Isolde Delanghe von Mode Unie räumt zwar ein, dass bestimmte Zielgruppen eher online einkauften. Aber dennoch sei das ein Phänomen, das man gerade in Belgien nicht überschätzen sollte. Natürlich sei etwa während der Lockdowns mehr online gekauft worden. Aber das aktuelle Problem sei eher, dass die Menschen generell weniger Geld ausgeben würden - also auch nicht online. Deswegen sehe sie gerade für den Modeeinzelhandel durchaus Potenzial beim Schlussverkauf, da hier ein physischer Ladenbesuch und eine gute Beratung doch sehr wichtig für die Kunden seien.

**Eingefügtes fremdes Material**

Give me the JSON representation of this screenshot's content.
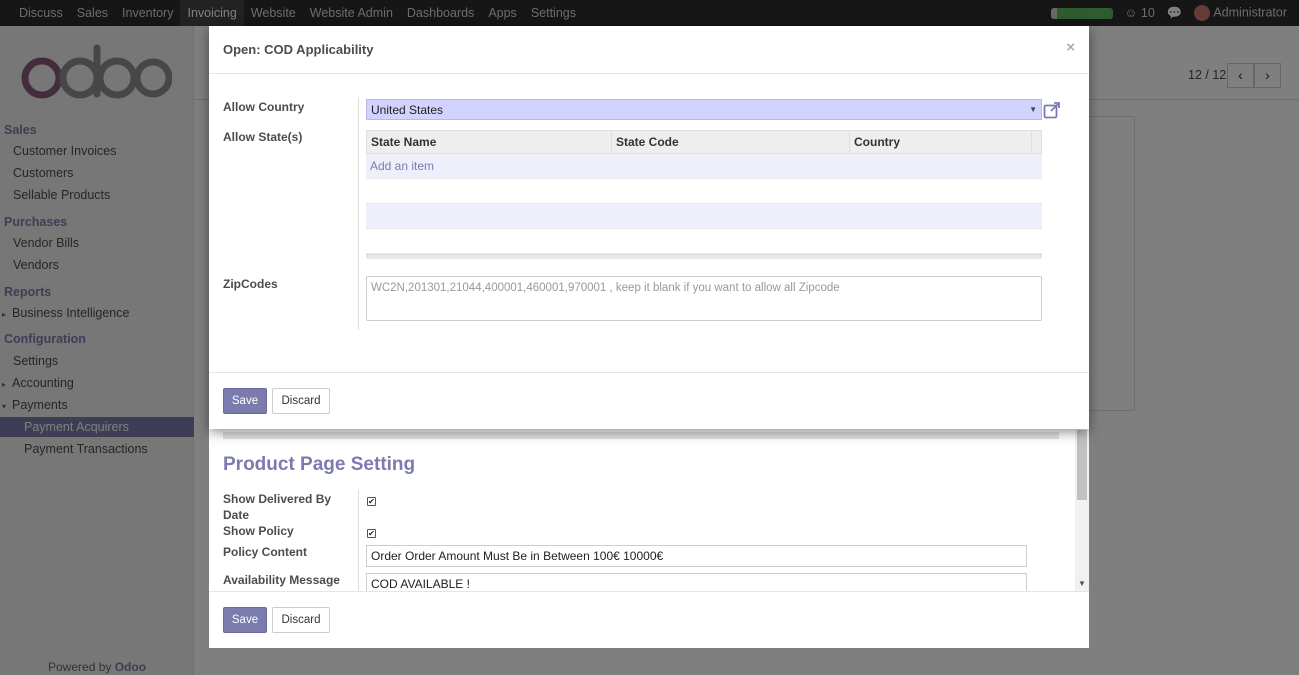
{
  "topbar": {
    "menu": [
      "Discuss",
      "Sales",
      "Inventory",
      "Invoicing",
      "Website",
      "Website Admin",
      "Dashboards",
      "Apps",
      "Settings"
    ],
    "active_menu": "Invoicing",
    "progress_fraction": 0.11,
    "notification_count": "10",
    "user": "Administrator"
  },
  "sidebar": {
    "sections": [
      {
        "title": "Sales",
        "items": [
          "Customer Invoices",
          "Customers",
          "Sellable Products"
        ]
      },
      {
        "title": "Purchases",
        "items": [
          "Vendor Bills",
          "Vendors"
        ]
      },
      {
        "title": "Reports",
        "items": [
          "Business Intelligence"
        ]
      },
      {
        "title": "Configuration",
        "items": [
          "Settings",
          "Accounting",
          "Payments",
          "Payment Acquirers",
          "Payment Transactions"
        ]
      }
    ],
    "powered_prefix": "Powered by",
    "powered_brand": "Odoo"
  },
  "pager": {
    "text": "12 / 12"
  },
  "dialog": {
    "title": "Open: COD Applicability",
    "allow_country_label": "Allow Country",
    "country_value": "United States",
    "allow_states_label": "Allow State(s)",
    "columns": [
      "State Name",
      "State Code",
      "Country"
    ],
    "add_item": "Add an item",
    "zipcodes_label": "ZipCodes",
    "zip_placeholder": "WC2N,201301,21044,400001,460001,970001  , keep it blank if you want to allow all Zipcode",
    "save": "Save",
    "discard": "Discard"
  },
  "back_dialog": {
    "section_title": "Product Page Setting",
    "show_delivered_label": "Show Delivered By Date",
    "show_delivered_checked": true,
    "show_policy_label": "Show Policy",
    "show_policy_checked": true,
    "policy_content_label": "Policy Content",
    "policy_content_value": "Order Order Amount Must Be in Between 100€ 10000€",
    "availability_label": "Availability Message",
    "availability_value": "COD AVAILABLE !",
    "save": "Save",
    "discard": "Discard"
  },
  "colors": {
    "brand": "#7c7bad",
    "country_field_bg": "#d2d2ff"
  }
}
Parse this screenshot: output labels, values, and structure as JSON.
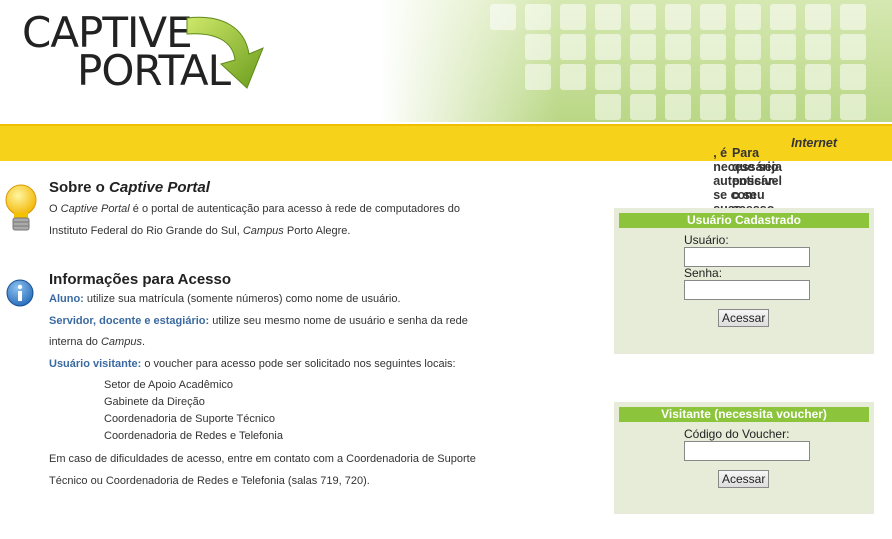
{
  "logo": {
    "line1": "CAPTIVE",
    "line2": "PORTAL"
  },
  "banner": {
    "pre": "Para que seja possível o seu acesso à ",
    "em": "Internet",
    "post": ", é necessário autenticar-se com suas credenciais da rede deste campus."
  },
  "about": {
    "title_pre": "Sobre o ",
    "title_em": "Captive Portal",
    "line1_pre": "O ",
    "line1_em": "Captive Portal",
    "line1_post": " é o portal de autenticação para acesso à rede de computadores do",
    "line2_pre": "Instituto Federal do Rio Grande do Sul, ",
    "line2_em": "Campus",
    "line2_post": " Porto Alegre."
  },
  "info": {
    "title": "Informações para Acesso",
    "aluno_label": "Aluno:",
    "aluno_text": " utilize sua matrícula (somente números) como nome de usuário.",
    "servidor_label": "Servidor, docente e estagiário:",
    "servidor_text": " utilize seu mesmo nome de usuário e senha da rede",
    "servidor_text2_pre": "interna do ",
    "servidor_text2_em": "Campus",
    "servidor_text2_post": ".",
    "visitante_label": "Usuário visitante:",
    "visitante_text": " o voucher para acesso pode ser solicitado nos seguintes locais:",
    "places": [
      "Setor de Apoio Acadêmico",
      "Gabinete da Direção",
      "Coordenadoria de Suporte Técnico",
      "Coordenadoria de Redes e Telefonia"
    ],
    "contact1": "Em caso de dificuldades de acesso, entre em contato com a Coordenadoria de Suporte",
    "contact2": "Técnico ou Coordenadoria de Redes e Telefonia (salas 719, 720)."
  },
  "login_box": {
    "title": "Usuário Cadastrado",
    "user_label": "Usuário:",
    "user_value": "",
    "pass_label": "Senha:",
    "pass_value": "",
    "button": "Acessar"
  },
  "voucher_box": {
    "title": "Visitante (necessita voucher)",
    "code_label": "Código do Voucher:",
    "code_value": "",
    "button": "Acessar"
  },
  "colors": {
    "banner": "#f7d21a",
    "box_title": "#8cc43c",
    "box_bg": "#e6ecd8",
    "link_blue": "#3b6aa0"
  },
  "icons": [
    "lightbulb-icon",
    "info-icon",
    "arrow-logo-icon"
  ]
}
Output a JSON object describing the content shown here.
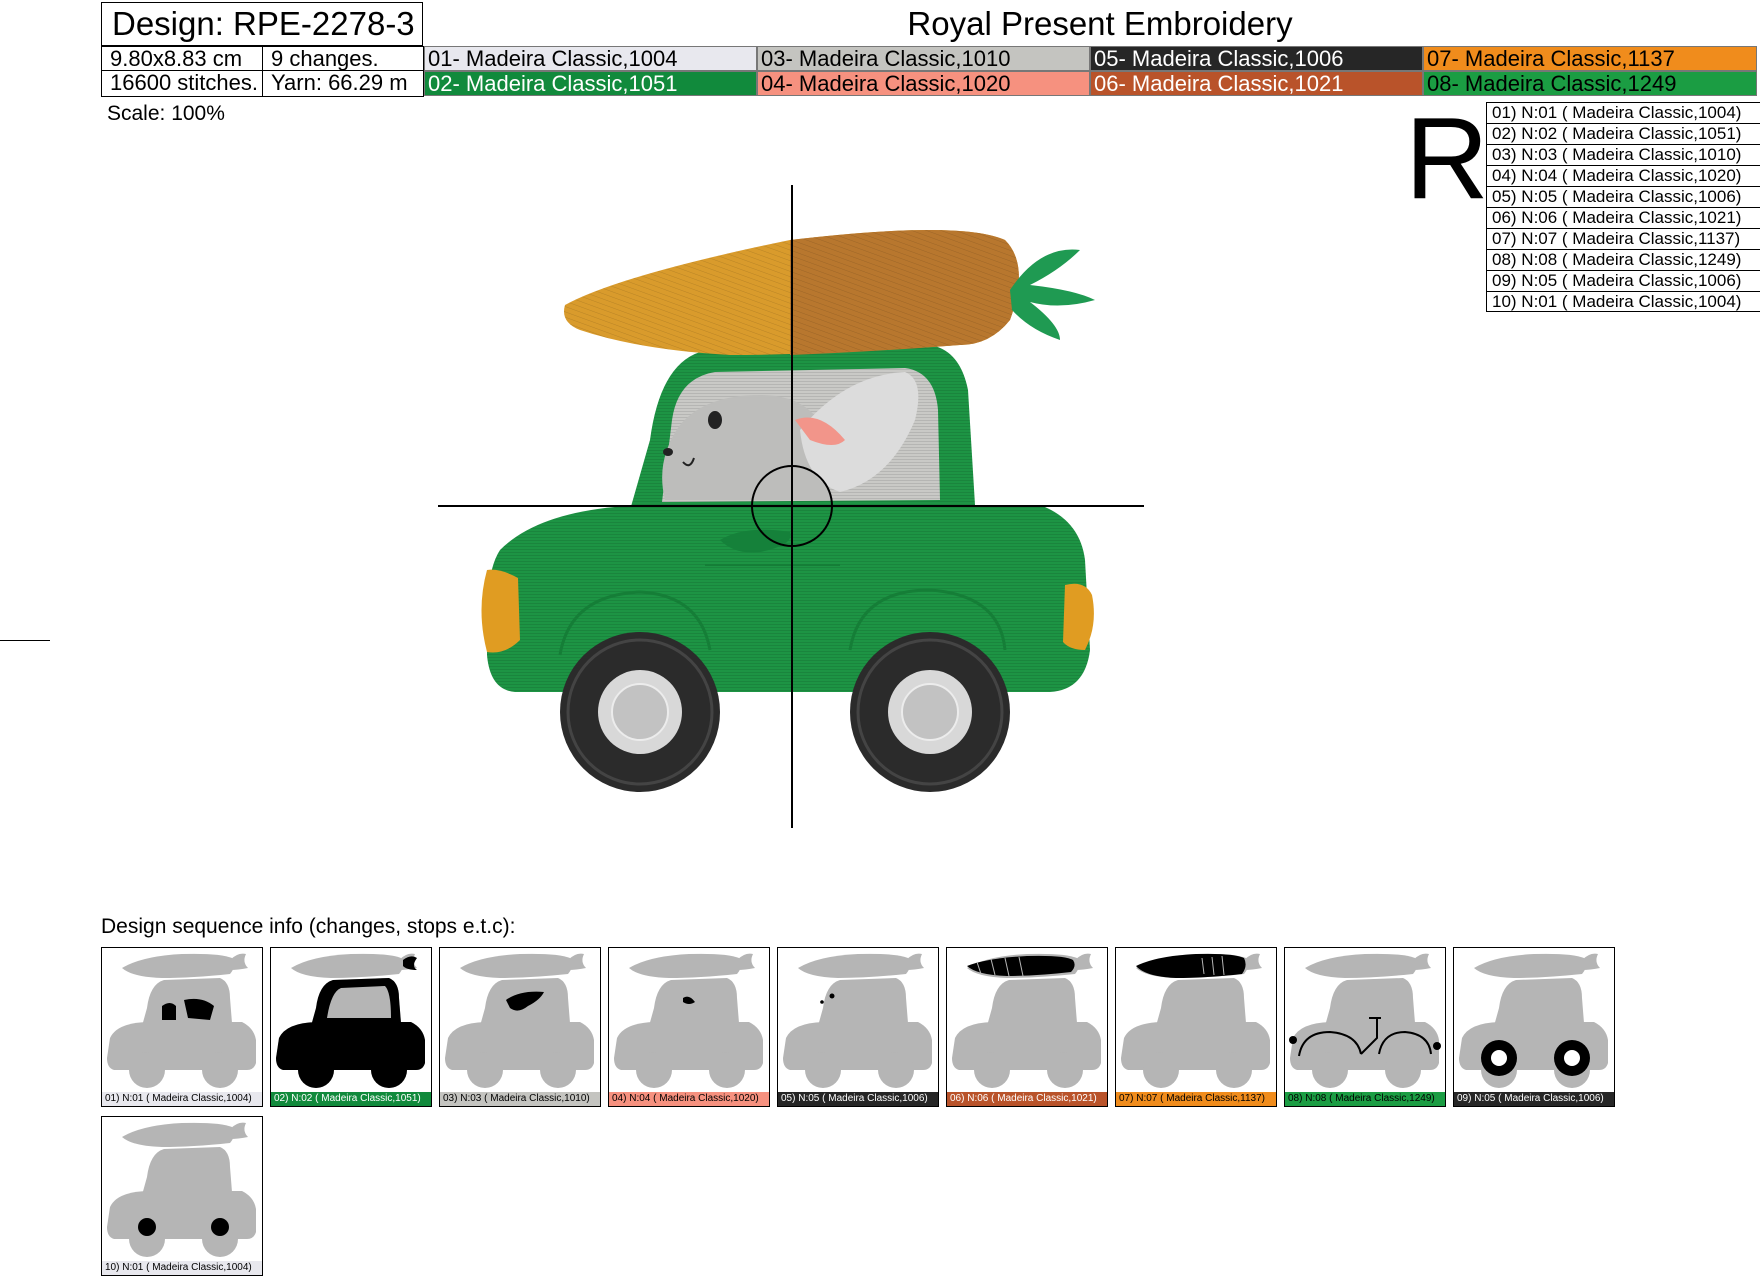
{
  "header": {
    "design": "Design: RPE-2278-3",
    "brand": "Royal Present Embroidery",
    "size": "9.80x8.83 cm",
    "changes": "9 changes.",
    "stitches": "16600 stitches.",
    "yarn": "Yarn: 66.29 m"
  },
  "colors": [
    {
      "label": "01- Madeira Classic,1004",
      "bg": "#e8e8ee",
      "fg": "#000000"
    },
    {
      "label": "02- Madeira Classic,1051",
      "bg": "#118a3c",
      "fg": "#ffffff"
    },
    {
      "label": "03- Madeira Classic,1010",
      "bg": "#c4c4c0",
      "fg": "#000000"
    },
    {
      "label": "04- Madeira Classic,1020",
      "bg": "#f6917f",
      "fg": "#000000"
    },
    {
      "label": "05- Madeira Classic,1006",
      "bg": "#262626",
      "fg": "#ffffff"
    },
    {
      "label": "06- Madeira Classic,1021",
      "bg": "#b9532a",
      "fg": "#ffffff"
    },
    {
      "label": "07- Madeira Classic,1137",
      "bg": "#f08c1c",
      "fg": "#000000"
    },
    {
      "label": "08- Madeira Classic,1249",
      "bg": "#1b9d43",
      "fg": "#000000"
    }
  ],
  "scale": "Scale: 100%",
  "r_letter": "R",
  "stops": [
    "01) N:01 ( Madeira Classic,1004)",
    "02) N:02 ( Madeira Classic,1051)",
    "03) N:03 ( Madeira Classic,1010)",
    "04) N:04 ( Madeira Classic,1020)",
    "05) N:05 ( Madeira Classic,1006)",
    "06) N:06 ( Madeira Classic,1021)",
    "07) N:07 ( Madeira Classic,1137)",
    "08) N:08 ( Madeira Classic,1249)",
    "09) N:05 ( Madeira Classic,1006)",
    "10) N:01 ( Madeira Classic,1004)"
  ],
  "sequence_label": "Design sequence info (changes, stops e.t.c):",
  "thumbnails": [
    {
      "caption": "01) N:01 ( Madeira Classic,1004)",
      "bg": "#e8e8ee",
      "fg": "#000000",
      "highlight": "windows"
    },
    {
      "caption": "02) N:02 ( Madeira Classic,1051)",
      "bg": "#118a3c",
      "fg": "#ffffff",
      "highlight": "body"
    },
    {
      "caption": "03) N:03 ( Madeira Classic,1010)",
      "bg": "#c4c4c0",
      "fg": "#000000",
      "highlight": "ear"
    },
    {
      "caption": "04) N:04 ( Madeira Classic,1020)",
      "bg": "#f6917f",
      "fg": "#000000",
      "highlight": "inner-ear"
    },
    {
      "caption": "05) N:05 ( Madeira Classic,1006)",
      "bg": "#262626",
      "fg": "#ffffff",
      "highlight": "face"
    },
    {
      "caption": "06) N:06 ( Madeira Classic,1021)",
      "bg": "#b9532a",
      "fg": "#ffffff",
      "highlight": "carrot-stripes"
    },
    {
      "caption": "07) N:07 ( Madeira Classic,1137)",
      "bg": "#f08c1c",
      "fg": "#000000",
      "highlight": "carrot"
    },
    {
      "caption": "08) N:08 ( Madeira Classic,1249)",
      "bg": "#1b9d43",
      "fg": "#000000",
      "highlight": "details"
    },
    {
      "caption": "09) N:05 ( Madeira Classic,1006)",
      "bg": "#262626",
      "fg": "#ffffff",
      "highlight": "tires"
    },
    {
      "caption": "10) N:01 ( Madeira Classic,1004)",
      "bg": "#e8e8ee",
      "fg": "#000000",
      "highlight": "hubs"
    }
  ]
}
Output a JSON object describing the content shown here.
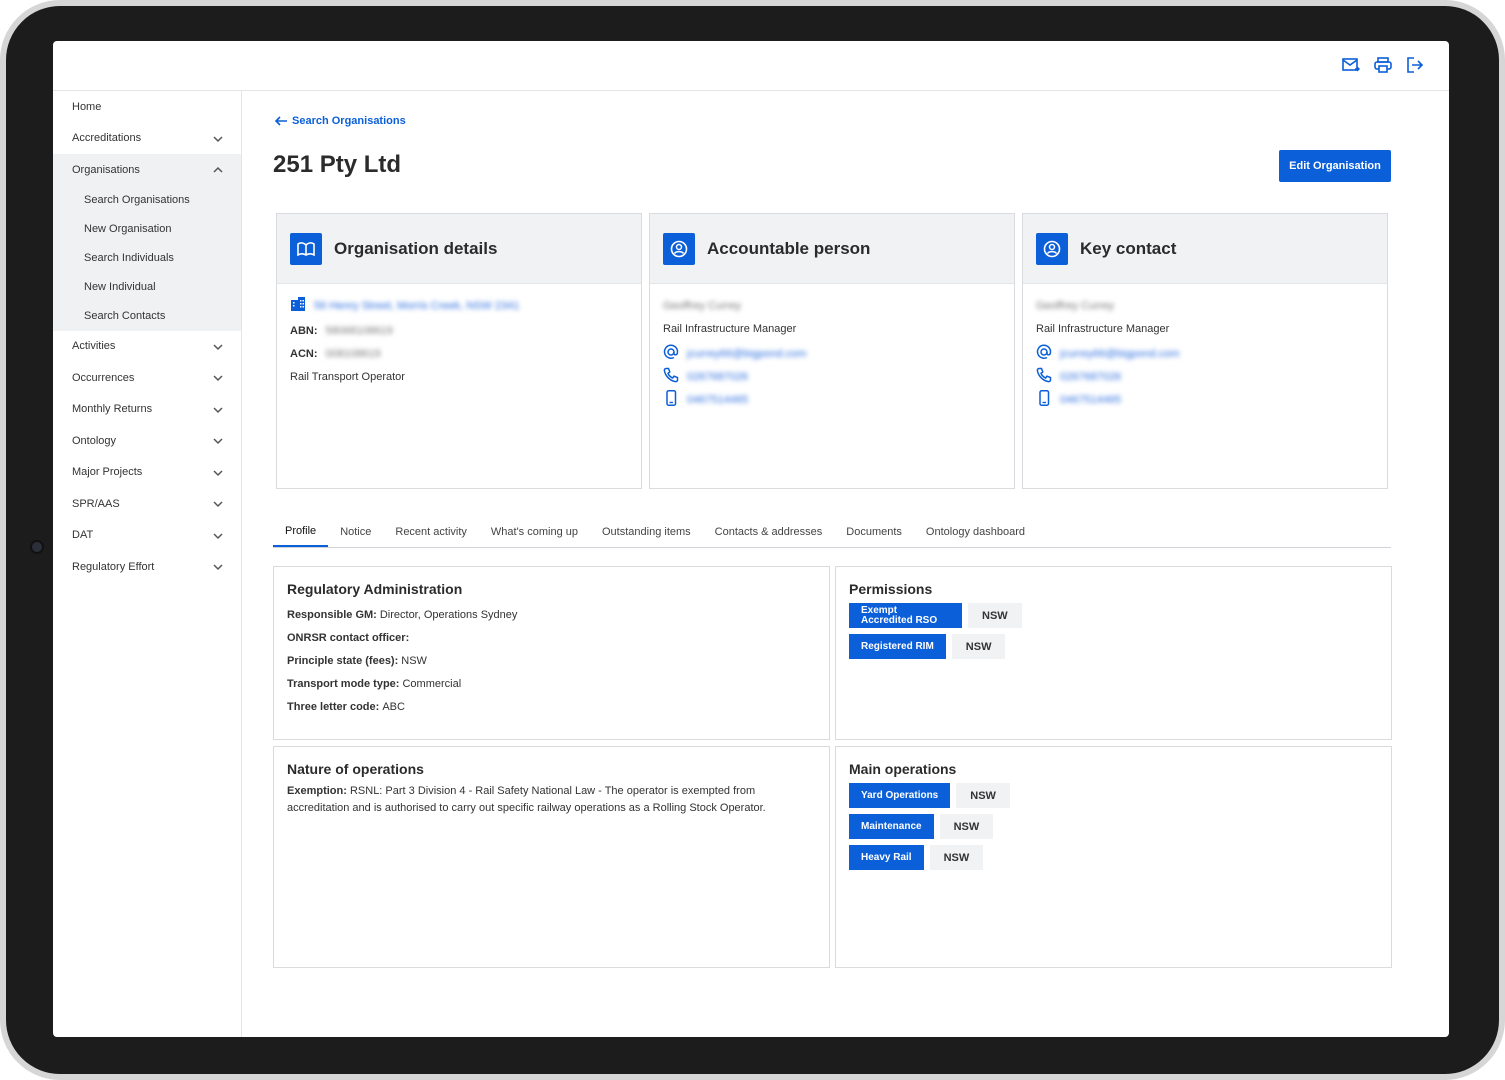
{
  "sidebar": {
    "items": [
      {
        "label": "Home",
        "chevron": false
      },
      {
        "label": "Accreditations",
        "chevron": true
      },
      {
        "label": "Organisations",
        "chevron": true,
        "expanded": true,
        "children": [
          "Search Organisations",
          "New Organisation",
          "Search Individuals",
          "New Individual",
          "Search Contacts"
        ]
      },
      {
        "label": "Activities",
        "chevron": true
      },
      {
        "label": "Occurrences",
        "chevron": true
      },
      {
        "label": "Monthly Returns",
        "chevron": true
      },
      {
        "label": "Ontology",
        "chevron": true
      },
      {
        "label": "Major Projects",
        "chevron": true
      },
      {
        "label": "SPR/AAS",
        "chevron": true
      },
      {
        "label": "DAT",
        "chevron": true
      },
      {
        "label": "Regulatory Effort",
        "chevron": true
      }
    ]
  },
  "header": {
    "back_label": "Search Organisations",
    "title": "251 Pty Ltd",
    "edit_button": "Edit Organisation"
  },
  "cards": {
    "org": {
      "title": "Organisation details",
      "address": "56 Henry Street, Morris Creek, NSW 2341",
      "abn_label": "ABN:",
      "abn": "58068108619",
      "acn_label": "ACN:",
      "acn": "008108619",
      "type": "Rail Transport Operator"
    },
    "accountable": {
      "title": "Accountable person",
      "name": "Geoffrey Currey",
      "role": "Rail Infrastructure Manager",
      "email": "jcurrey66@bigpond.com",
      "phone": "0267687026",
      "mobile": "0467514465"
    },
    "key": {
      "title": "Key contact",
      "name": "Geoffrey Currey",
      "role": "Rail Infrastructure Manager",
      "email": "jcurrey66@bigpond.com",
      "phone": "0267687026",
      "mobile": "0467514465"
    }
  },
  "tabs": [
    "Profile",
    "Notice",
    "Recent activity",
    "What's coming up",
    "Outstanding items",
    "Contacts & addresses",
    "Documents",
    "Ontology dashboard"
  ],
  "regulatory": {
    "title": "Regulatory Administration",
    "fields": [
      {
        "label": "Responsible GM:",
        "value": "Director, Operations Sydney"
      },
      {
        "label": "ONRSR contact officer:",
        "value": ""
      },
      {
        "label": "Principle state (fees):",
        "value": "NSW"
      },
      {
        "label": "Transport mode type:",
        "value": "Commercial"
      },
      {
        "label": "Three letter code:",
        "value": "ABC"
      }
    ]
  },
  "permissions": {
    "title": "Permissions",
    "items": [
      {
        "label": "Exempt Accredited RSO",
        "state": "NSW"
      },
      {
        "label": "Registered RIM",
        "state": "NSW"
      }
    ]
  },
  "nature": {
    "title": "Nature of operations",
    "label": "Exemption:",
    "text": "RSNL: Part 3 Division 4 - Rail Safety National Law - The operator is exempted from accreditation and is authorised to carry out specific railway operations as a Rolling Stock Operator."
  },
  "main_operations": {
    "title": "Main operations",
    "items": [
      {
        "label": "Yard Operations",
        "state": "NSW"
      },
      {
        "label": "Maintenance",
        "state": "NSW"
      },
      {
        "label": "Heavy Rail",
        "state": "NSW"
      }
    ]
  },
  "colors": {
    "accent": "#0b5fd8",
    "panel_bg": "#f1f2f4"
  }
}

Die Selbstständigengewerkschaft SNI sieht auch die jüngsten Beschlüsse des Konzertierungsausschusses sehr kritisch, insbesondere die Auflage, dass nur noch zu zweit eingekauft werden dürfe. Das sei eine zusätzliche psychologische Hürde, die die Kunden abhalten werde, einzukaufen, so die SNI. Deswegen will die Selbstständigengewerkschaft auch, dass schon jetzt über eine Verlängerung des Schlussverkaufs nachgedacht wird, so wie bereits 2021 geschehen.
Isolde Delanghe von Mode Unie will sich ihren Optimismus jedenfalls nicht nehmen lassen: Eine ganze Woche Weihnachtsferien hätte man ja jetzt erstmal, um die Kunden mit den guten Angeboten zu locken. Und besonders in den Grenzregionen hofft man außerdem auch noch auf eine ganz bestimmte Klientel, die jedes Jahr, aber besonders natürlich in letzter Zeit für viel Umsatz gesorgt hat: In den Niederlanden gebe es keinen Schlussverkauf, unterstrich Delanghe. Deswegen hoffe man, auch jetzt davon profitieren zu können.